In Miva Merchant, Actions are what tell Miva Merchant what to do. We touched briefly on actions in the last video. An action is simply a url parameter, or a hidden input and there’s a certain action code which is a four letter code that tells Miva “do this” when this form is submitted. Examples of actions are “add product to cart,” “remove product to cart,” “update quantity,” “login,” “logout” and there’s actions that Miva uses for the checkout process such as calculating tax, calculating shipping, authorizing a transaction, all these actions are built into Miva Merchant so you don’t have to worry about them. All the heavy lifting is done for you and you just tell Miva what actions to perform and when.
Now, most the time all the actions are already set up in Miva. You usually won’t build a custom form and add your own actions. You can if you want to, but you usually don’t need to. All the actions are already there.. The apc action (add product to cart) is already part of the product submit form. Let’s take a look at signin here. I’m going to inspect the login button here so I can see the form. So here we can see the action is LOGN. This is the action to log a customer in. So behind the scenes Miva Merchant will take that action and tie it to a function and it will do all the heavy lifting. It will set the right cookies, it will do the right validation, you don’t have to worry about any of that. It’s all done by Miva. You’re just telling Miva to perform this action when this form is submitted. So what that means is I can take this form and I can put it anywhere on the site. It doesn’t have to be on the LOGN page. I can create a whole new page say for wholesale. I can put the login form there. As long as I pass this action of LOGN, Miva will do all of the heavy lifting behind the scenes which makes it very nice.
So this is an example of an action that’s passed in a hidden input in the form. Most the time this is how you’ll see actions being used. But you can also pass an action as a url parameter. So let me login. So here I’m logged in to my account and here the logout link has an action in it. You see down here in the bottom left of my screen it says “Action=LOGO&Scren=SFNT.” So what this is saying is the LOGO actions is the “Logout” action. It’s going to log the customer out, which will clear it’s cookies and clear its session and then the screen is saying where you want it to go. So right now it’s going to go to the storefront page. But this can go anywhere. You can have it go to a custom logout page or anything you want. So when I click Logout, you’ll see I’m no longer logged in - this now got changed to Sign In, the action, LOGO was performed and now I’m back at the storefront screen because this is where I told it to go. So that’s an example of an action being used as a url parameter as opposed to a hidden input with no form. At the end of the day it all does the same thing.

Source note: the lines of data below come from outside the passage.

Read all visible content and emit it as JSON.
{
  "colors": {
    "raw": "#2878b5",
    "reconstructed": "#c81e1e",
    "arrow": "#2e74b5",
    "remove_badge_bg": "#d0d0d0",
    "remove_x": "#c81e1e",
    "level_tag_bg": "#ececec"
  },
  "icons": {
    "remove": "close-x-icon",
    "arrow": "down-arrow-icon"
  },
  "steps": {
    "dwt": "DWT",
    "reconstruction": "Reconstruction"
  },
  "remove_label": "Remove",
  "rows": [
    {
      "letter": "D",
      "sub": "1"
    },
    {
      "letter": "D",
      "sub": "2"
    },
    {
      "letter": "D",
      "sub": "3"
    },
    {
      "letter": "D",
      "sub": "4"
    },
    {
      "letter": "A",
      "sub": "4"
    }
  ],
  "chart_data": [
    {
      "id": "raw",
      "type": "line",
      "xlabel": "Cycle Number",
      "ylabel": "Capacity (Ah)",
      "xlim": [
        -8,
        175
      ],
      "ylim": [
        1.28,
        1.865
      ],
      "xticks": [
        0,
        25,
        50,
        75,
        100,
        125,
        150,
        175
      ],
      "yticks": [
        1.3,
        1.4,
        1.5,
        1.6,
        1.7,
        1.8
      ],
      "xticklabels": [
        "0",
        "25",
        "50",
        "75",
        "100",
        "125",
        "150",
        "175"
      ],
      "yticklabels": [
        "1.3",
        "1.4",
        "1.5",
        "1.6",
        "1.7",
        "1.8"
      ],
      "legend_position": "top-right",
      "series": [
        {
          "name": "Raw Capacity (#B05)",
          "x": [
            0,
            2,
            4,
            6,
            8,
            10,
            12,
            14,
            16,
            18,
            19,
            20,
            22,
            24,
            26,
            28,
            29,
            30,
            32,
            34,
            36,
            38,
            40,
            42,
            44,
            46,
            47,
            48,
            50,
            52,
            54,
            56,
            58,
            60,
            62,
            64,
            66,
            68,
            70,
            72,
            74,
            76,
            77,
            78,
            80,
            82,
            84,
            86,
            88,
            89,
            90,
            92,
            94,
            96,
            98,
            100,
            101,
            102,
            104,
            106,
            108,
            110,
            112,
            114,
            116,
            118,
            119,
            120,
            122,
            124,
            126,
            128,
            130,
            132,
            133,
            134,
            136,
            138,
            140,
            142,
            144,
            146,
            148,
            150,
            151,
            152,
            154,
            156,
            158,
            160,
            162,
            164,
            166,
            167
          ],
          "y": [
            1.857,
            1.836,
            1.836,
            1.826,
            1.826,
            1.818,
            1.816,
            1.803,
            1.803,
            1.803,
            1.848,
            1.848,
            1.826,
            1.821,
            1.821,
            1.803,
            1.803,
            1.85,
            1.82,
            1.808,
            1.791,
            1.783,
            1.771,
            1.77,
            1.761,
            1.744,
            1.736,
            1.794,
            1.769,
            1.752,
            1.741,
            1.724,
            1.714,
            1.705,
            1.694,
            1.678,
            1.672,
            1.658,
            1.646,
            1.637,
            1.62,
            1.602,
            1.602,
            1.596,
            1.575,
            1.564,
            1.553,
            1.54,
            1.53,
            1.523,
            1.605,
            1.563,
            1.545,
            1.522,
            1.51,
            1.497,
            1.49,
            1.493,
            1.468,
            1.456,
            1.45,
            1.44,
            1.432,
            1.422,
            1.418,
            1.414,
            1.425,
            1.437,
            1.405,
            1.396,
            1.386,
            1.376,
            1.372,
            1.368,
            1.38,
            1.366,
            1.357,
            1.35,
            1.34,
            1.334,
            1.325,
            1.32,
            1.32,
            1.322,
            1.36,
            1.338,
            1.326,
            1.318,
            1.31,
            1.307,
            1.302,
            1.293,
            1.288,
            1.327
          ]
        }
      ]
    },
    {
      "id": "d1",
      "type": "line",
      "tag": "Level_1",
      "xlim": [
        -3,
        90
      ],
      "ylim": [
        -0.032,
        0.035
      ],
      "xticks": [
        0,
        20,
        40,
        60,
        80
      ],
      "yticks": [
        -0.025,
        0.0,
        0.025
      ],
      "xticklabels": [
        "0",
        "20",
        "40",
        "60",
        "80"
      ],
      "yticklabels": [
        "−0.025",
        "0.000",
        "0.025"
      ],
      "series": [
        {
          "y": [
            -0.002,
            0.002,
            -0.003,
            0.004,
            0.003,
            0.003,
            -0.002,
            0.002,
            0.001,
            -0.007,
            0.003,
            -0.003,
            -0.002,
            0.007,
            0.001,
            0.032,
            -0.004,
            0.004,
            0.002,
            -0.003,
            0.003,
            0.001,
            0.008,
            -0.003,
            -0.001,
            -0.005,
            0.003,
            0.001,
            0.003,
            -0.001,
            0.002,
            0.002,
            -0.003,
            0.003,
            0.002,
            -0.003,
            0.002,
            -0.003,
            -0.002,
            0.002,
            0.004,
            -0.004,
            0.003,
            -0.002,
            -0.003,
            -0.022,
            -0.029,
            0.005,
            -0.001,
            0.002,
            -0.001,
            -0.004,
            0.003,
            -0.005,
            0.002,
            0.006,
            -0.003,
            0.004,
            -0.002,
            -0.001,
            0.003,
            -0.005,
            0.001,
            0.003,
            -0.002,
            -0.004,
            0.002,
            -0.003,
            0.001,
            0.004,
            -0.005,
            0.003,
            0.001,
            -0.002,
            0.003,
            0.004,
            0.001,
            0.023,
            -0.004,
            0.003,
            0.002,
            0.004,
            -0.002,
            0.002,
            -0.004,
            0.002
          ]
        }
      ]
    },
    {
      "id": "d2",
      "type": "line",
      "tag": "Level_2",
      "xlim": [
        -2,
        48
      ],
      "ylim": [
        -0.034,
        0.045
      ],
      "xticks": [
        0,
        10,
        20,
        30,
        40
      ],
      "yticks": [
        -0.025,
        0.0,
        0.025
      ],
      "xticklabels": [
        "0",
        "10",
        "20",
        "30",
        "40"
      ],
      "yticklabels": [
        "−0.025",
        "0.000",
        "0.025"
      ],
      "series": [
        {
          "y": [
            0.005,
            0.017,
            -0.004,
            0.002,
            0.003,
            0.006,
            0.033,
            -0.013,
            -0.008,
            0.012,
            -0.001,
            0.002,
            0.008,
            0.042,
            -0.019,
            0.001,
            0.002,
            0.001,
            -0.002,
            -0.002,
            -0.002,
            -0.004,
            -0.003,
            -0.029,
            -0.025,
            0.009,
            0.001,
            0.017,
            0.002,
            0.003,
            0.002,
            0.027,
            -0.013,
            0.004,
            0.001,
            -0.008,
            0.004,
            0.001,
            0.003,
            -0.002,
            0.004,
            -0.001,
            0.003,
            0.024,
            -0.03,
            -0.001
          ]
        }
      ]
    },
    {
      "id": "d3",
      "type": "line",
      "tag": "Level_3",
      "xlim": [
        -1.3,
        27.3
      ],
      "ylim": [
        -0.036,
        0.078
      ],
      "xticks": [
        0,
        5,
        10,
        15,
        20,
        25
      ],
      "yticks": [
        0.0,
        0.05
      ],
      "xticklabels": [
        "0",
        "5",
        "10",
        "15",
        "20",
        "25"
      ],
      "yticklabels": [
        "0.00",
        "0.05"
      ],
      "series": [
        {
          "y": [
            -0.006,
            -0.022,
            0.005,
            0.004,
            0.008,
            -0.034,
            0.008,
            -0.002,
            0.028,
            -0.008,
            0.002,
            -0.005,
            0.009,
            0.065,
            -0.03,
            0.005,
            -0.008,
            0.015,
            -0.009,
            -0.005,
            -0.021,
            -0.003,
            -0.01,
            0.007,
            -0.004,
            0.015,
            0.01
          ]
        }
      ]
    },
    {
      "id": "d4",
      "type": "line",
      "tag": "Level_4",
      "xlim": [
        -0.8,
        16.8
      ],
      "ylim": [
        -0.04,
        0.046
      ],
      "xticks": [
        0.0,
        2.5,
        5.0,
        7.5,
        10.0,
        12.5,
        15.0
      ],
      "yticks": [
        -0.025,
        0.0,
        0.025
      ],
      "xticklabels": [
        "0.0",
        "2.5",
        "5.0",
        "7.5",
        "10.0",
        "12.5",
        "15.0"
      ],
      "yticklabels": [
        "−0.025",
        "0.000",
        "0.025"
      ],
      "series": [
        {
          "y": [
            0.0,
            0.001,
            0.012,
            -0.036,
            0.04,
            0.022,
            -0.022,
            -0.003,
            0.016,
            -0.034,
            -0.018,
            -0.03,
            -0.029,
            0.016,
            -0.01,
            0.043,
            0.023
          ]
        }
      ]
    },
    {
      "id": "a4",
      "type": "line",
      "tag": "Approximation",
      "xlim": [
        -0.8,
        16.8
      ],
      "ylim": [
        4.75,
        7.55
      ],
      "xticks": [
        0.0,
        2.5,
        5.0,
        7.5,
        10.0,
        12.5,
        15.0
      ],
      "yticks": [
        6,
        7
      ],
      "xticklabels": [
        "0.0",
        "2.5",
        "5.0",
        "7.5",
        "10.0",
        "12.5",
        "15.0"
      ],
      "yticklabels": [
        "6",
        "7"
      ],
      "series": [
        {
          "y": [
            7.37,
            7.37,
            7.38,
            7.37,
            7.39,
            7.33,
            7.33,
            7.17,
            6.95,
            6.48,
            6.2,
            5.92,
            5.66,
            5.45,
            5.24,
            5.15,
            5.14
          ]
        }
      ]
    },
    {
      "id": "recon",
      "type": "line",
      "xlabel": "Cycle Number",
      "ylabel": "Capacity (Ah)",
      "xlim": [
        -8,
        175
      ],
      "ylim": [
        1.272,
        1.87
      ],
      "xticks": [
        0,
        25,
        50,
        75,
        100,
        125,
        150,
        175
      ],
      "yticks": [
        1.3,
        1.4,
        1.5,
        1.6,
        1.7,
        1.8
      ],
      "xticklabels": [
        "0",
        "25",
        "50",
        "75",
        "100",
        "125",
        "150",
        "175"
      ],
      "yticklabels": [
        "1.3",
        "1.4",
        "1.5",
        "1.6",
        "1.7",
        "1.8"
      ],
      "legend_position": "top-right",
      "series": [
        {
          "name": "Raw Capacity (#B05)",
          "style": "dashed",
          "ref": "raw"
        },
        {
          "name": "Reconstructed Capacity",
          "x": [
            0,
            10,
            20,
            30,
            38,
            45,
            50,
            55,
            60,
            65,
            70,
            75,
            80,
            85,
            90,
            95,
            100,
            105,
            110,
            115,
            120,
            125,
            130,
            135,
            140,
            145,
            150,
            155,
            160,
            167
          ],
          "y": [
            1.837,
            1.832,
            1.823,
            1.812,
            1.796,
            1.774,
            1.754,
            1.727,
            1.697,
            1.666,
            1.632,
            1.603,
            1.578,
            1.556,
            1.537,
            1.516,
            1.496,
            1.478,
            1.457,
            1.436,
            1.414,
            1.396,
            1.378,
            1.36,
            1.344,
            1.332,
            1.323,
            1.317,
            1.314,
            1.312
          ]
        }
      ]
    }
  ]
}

One nice part about actions is that they can be chained. So you can do multiple actions within a single form submit. You’ll see this quite a bit during the checkout process. Let me add something to my cart, so here I’m on OCST which is the first page of checkout and I’m going to inspect this form. So here we see we actually have four actions. We have ORDR, SHIP, CTAX and AUTH. All these actions are paths in single hidden input with the name of an action and it’s just a comma separated list. Miva will go through these actions in order and perform each one. You may be asking yourself, how do I find out what these actions do? I’m going to show you a little bit of code, This code is actually from merchant.mvc, which is the core controller from Miva Merchant. It’s the default page that you see in the url right here, merchant.mvc and then you pass in some parameters to it. Well that page has some logic to parse out the action and make a callout to some function to perform that action.
So here’s a little code snippet and this code can actually be found in the miva Merchant Limited Source Kit “LSK.” It’s a free download from our web site. It contains most of the source code to Miva Merchant. You’ll usually use this if you’re going to be building modules, or just to dig more into the code base of Miva to see what’s going on. Now you’ll see the syntax is not the template language. This is Miva script. This is the language of what Miva Merchant is written in. You’ll want to ignore the syntax for now and I just want to show you this so we can see at a high level what’s going on. So here there’s an if l statement saying if the current action LOGN, LOGO and you’ll see there’s about 30 other actions here, if it finds one of these then it’s going to execute one of these functions. The function Action_Customer_Login, Action_Customer_Logout or ADPR, which you’ll see quite a bit which is “Add product to cart.” Action Add Product to basket. These are functions that are built into Miva Merchant and that do all of the heavy lifting behind the scenes. But I wanted to show you this so you can actually see what’s happening in the source code when an action is submitted via form. An action is just tied to a function. That function gets run and the results get returned back to you.
The important thing to remember with actions is that they tell Miva Merchant what to do. You can always look in the url or the form that’s being submitted to see what action is being run and what Miva’s going to do when that form is submitted.